Перед Евгением, с суровым видом экзаменатора сидел стареющий Гоголь в сутане.

– Ну-с? Какие доказательства существования Бога, молодой человек?

– Не знаю… – заплакал Евгений.

Он инстинктивно начал шарить под столешницей, ища что-то, возможно шпаргалку.

– Ex motu, – напомнил великий писатель, подняв сухой палец.

– Да… Доказательство э-э… ч-через движение. У любого движения во вселенной должна быть первопричина…

– Вы сами-то понимаете смысл?

– Нет, – честно признался Евгений.

Он зло поглядел на экзаменатора.

– А вы?

– Я тоже нет, – просто ответил Гоголь.

И вдруг, скинув все ненужное, превратился в Джека Саммера.

Евгений вытаращил глаза.

– Мы теперь, вроде как, тезки? – улыбнулся Джек.

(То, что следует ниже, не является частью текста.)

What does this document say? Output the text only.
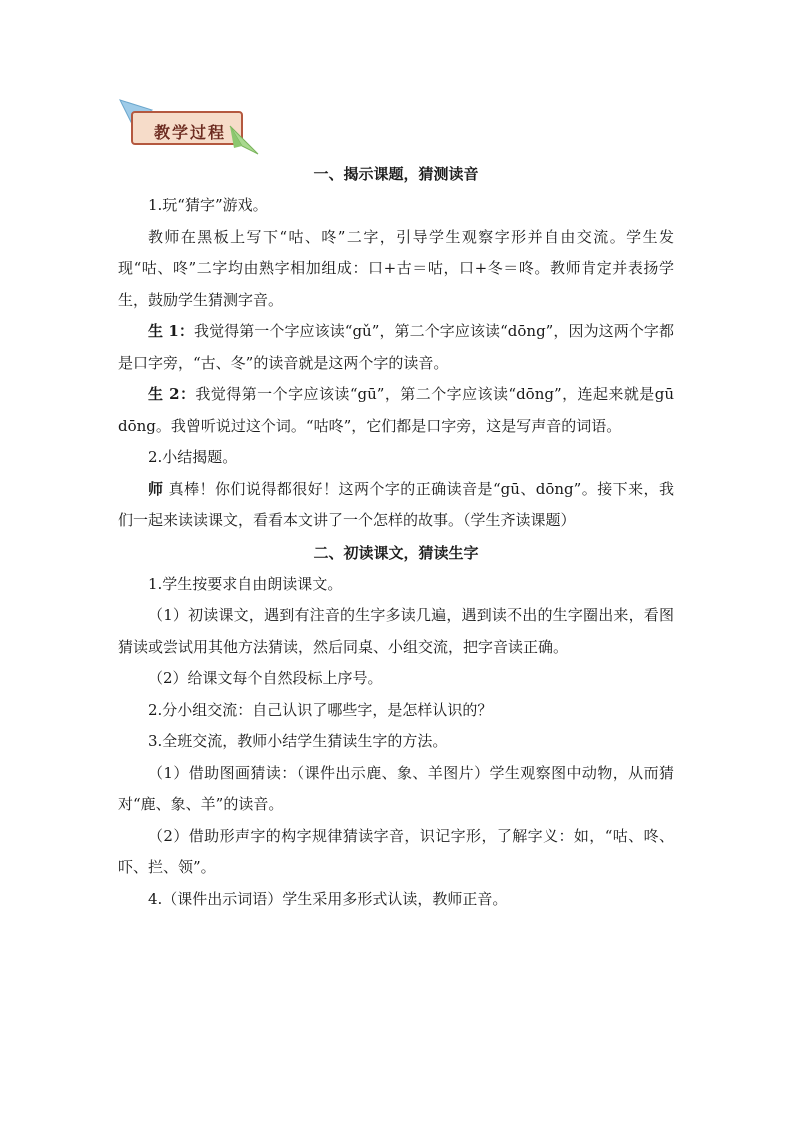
教学过程
一、揭示课题，猜测读音

1.玩“猜字”游戏。

教师在黑板上写下“咕、咚”二字，引导学生观察字形并自由交流。学生发现“咕、咚”二字均由熟字相加组成：口+古＝咕，口+冬＝咚。教师肯定并表扬学生，鼓励学生猜测字音。

生 1：我觉得第一个字应该读“gǔ”，第二个字应该读“dōng”，因为这两个字都是口字旁，“古、冬”的读音就是这两个字的读音。

生 2：我觉得第一个字应该读“gū”，第二个字应该读“dōng”，连起来就是gū dōng。我曾听说过这个词。“咕咚”，它们都是口字旁，这是写声音的词语。

2.小结揭题。

师 真棒！你们说得都很好！这两个字的正确读音是“gū、dōng”。接下来，我们一起来读读课文，看看本文讲了一个怎样的故事。（学生齐读课题）

二、初读课文，猜读生字

1.学生按要求自由朗读课文。

（1）初读课文，遇到有注音的生字多读几遍，遇到读不出的生字圈出来，看图猜读或尝试用其他方法猜读，然后同桌、小组交流，把字音读正确。

（2）给课文每个自然段标上序号。

2.分小组交流：自己认识了哪些字，是怎样认识的？

3.全班交流，教师小结学生猜读生字的方法。

（1）借助图画猜读：（课件出示鹿、象、羊图片）学生观察图中动物，从而猜对“鹿、象、羊”的读音。

（2）借助形声字的构字规律猜读字音，识记字形，了解字义：如，“咕、咚、吓、拦、领”。

4.（课件出示词语）学生采用多形式认读，教师正音。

– Ты… Как?! Т-тебя… тебя же нет! Я тебя выдумал! – воскликнул Евгений.

– Разве? А, по-моему, все наоборот, – криво, но беззлобно усмехнулся Саммер.

– Чушь!

– Когда я изучал историю двадцатого века, мне пришла на ум любопытная задумка, главным героем которой стал ты. Ты родился в моем воображении, приятель, а не наоборот.

– Докажи!

– Я могу рассказать, что тебя ждет. Я уже додумал сюжет до конца и описал его. Хочешь?

– Нет!

Евгений отчаянно замотал головой.

– Не-ет! И потом, эт… это не доказательство! Я точно также знаю, что произойдет с тобой!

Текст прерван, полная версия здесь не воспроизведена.